Par Sarah Gendreau Simoneau

Qui n’a jamais rêvé de jouer au quidditch? Ce jeu sur balais volants duquel le très populaire sorcier Harry Potter en était un prodige? Bien qu’il soit sorti tout droit de l’imagination de l’autrice de cette saga fantastique, il existe une version « pour moldus », donc au sol, pour le commun des mortels voulant essayer de s’immerger dans un sport hors du commun.

C’est en 2005, au Vermont, s’inspirant fortement de l’univers magique de Poudlard et des Éclairs de feu, que le premier commissaire du quidditch, Alexander Manshel, établit les règlements de ce nouveau sport spécial. Aujourd’hui, le quidditch est pratiqué un peu partout dans le monde, du Canada au Mexique, allant du Royaume-Uni à l’Inde, au Brésil et à la France.

Des règlements pourtant pas sorciers

Ce qui est particulier, c’est que c’est comme si c’était un vrai match de quidditch volant; chaque participant doit courir avec son balai entre les jambes. Il y a deux équipes mixtes (allô, le sport inclusif!) de sept personnes qui s’affrontent sur un terrain ovale. Trois anneaux de tailles différentes sont disposés de chaque côté du terrain et servent à inscrire les points.

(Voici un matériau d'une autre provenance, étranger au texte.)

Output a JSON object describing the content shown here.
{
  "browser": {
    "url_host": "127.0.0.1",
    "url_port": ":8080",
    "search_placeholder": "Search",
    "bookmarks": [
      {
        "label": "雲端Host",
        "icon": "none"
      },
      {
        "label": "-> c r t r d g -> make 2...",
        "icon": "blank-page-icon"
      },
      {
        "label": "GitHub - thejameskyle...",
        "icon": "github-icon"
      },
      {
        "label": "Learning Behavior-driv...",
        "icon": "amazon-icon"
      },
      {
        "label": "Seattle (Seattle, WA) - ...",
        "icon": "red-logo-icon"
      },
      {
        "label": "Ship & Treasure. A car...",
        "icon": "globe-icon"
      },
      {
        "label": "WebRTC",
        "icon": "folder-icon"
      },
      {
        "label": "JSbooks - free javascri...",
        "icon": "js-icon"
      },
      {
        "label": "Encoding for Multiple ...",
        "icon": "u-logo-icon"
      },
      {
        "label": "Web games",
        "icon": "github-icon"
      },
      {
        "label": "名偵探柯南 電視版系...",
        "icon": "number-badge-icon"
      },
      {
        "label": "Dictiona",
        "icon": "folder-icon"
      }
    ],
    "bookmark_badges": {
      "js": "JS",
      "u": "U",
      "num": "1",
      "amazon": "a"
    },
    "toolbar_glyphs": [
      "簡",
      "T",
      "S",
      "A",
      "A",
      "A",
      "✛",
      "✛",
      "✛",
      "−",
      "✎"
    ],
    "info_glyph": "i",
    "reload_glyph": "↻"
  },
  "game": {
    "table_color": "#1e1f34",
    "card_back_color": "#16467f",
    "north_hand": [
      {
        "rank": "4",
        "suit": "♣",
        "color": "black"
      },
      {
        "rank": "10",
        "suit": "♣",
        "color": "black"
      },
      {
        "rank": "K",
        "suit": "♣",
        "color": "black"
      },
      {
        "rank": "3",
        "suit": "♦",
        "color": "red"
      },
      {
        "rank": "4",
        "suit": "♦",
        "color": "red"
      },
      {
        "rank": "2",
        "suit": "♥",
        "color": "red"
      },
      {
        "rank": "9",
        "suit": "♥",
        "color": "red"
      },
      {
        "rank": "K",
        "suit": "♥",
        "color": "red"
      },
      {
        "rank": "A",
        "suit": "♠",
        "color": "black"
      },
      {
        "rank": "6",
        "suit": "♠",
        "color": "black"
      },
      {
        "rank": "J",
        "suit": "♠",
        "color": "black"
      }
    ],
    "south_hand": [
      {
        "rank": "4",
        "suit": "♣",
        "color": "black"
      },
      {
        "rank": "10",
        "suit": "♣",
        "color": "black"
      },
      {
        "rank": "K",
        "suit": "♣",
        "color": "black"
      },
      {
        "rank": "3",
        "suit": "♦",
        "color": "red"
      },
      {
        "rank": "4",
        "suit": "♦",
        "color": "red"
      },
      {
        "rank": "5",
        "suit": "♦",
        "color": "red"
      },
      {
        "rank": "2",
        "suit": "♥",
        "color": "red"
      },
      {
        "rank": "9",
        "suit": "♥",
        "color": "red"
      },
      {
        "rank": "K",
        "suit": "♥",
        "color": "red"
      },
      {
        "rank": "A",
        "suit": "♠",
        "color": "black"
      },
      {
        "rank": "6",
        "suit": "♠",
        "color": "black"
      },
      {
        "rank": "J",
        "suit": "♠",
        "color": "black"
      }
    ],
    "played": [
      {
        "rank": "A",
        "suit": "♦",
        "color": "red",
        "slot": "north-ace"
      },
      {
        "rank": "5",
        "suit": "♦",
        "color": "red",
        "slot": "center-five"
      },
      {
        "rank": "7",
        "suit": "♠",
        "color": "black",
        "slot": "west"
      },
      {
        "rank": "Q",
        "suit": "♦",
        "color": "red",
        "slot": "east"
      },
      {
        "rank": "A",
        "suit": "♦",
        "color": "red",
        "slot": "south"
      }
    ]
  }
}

Comme dans l’univers magique, il y a un gardien, trois poursuiveurs, deux batteurs et un attrapeur qui doit, tout comme Harry, attraper le vif d’or. Celui-ci vaut 30 points et sa capture met fin au match, information identique aux livres. Cependant, comme le monde n’est pas empreint de sorcellerie, le vif d’or ne vole pas. Le stratagème est beaucoup moins glamour, mais il s’agit d’une balle de tennis placée dans un bas et accrochée dans le dos d’un joueur neutre qui se déplace sans balai.

Un sport en croissance

En 2009, l’Association internationale de quidditch (IQA) a vu le jour. Aujourd’hui, c’est plus de 40 pays qui en sont membres. En 2019, il y avait plus de 630 joueurs au Canada. Plusieurs équipes sont associées à des universités, tandis que d’autres sont des équipes communautaires. En 2012, il n’y avait que cinq équipes qui participaient à la Coupe du monde qui est présentée tous les deux ans. En 2018, ce sont 29 équipes qui se sont affrontées. La popularité de ce sport extraordinaire est grandissante partout dans le monde.

Le quidditch comprend bon nombre d’éléments provenant d’autres sports. Le ballon doit être contrôlé et les joueurs doivent faire des passes et tenter de marquer des points, tout comme au handball. Les joueurs peuvent plaquer d’autres joueurs et tenter de leur arracher le ballon des mains, comme au rugby. Les ballons fusent de partout pour tenter d’atteindre les joueurs et les mettre hors-jeu, comme au ballon-chasseur. Il y a même des éléments du flag football quant au fait de devoir retirer le vif d’or attaché derrière un joueur.

Autre aspect intéressant, c’est un sport hyper inclusif. Les femmes et les hommes se côtoient dans la même équipe et des athlètes ainsi que des non-athlètes peuvent participer. Le quidditch découle peut-être d’une fiction, mais il est dans l’air du temps et mérite d’être connu.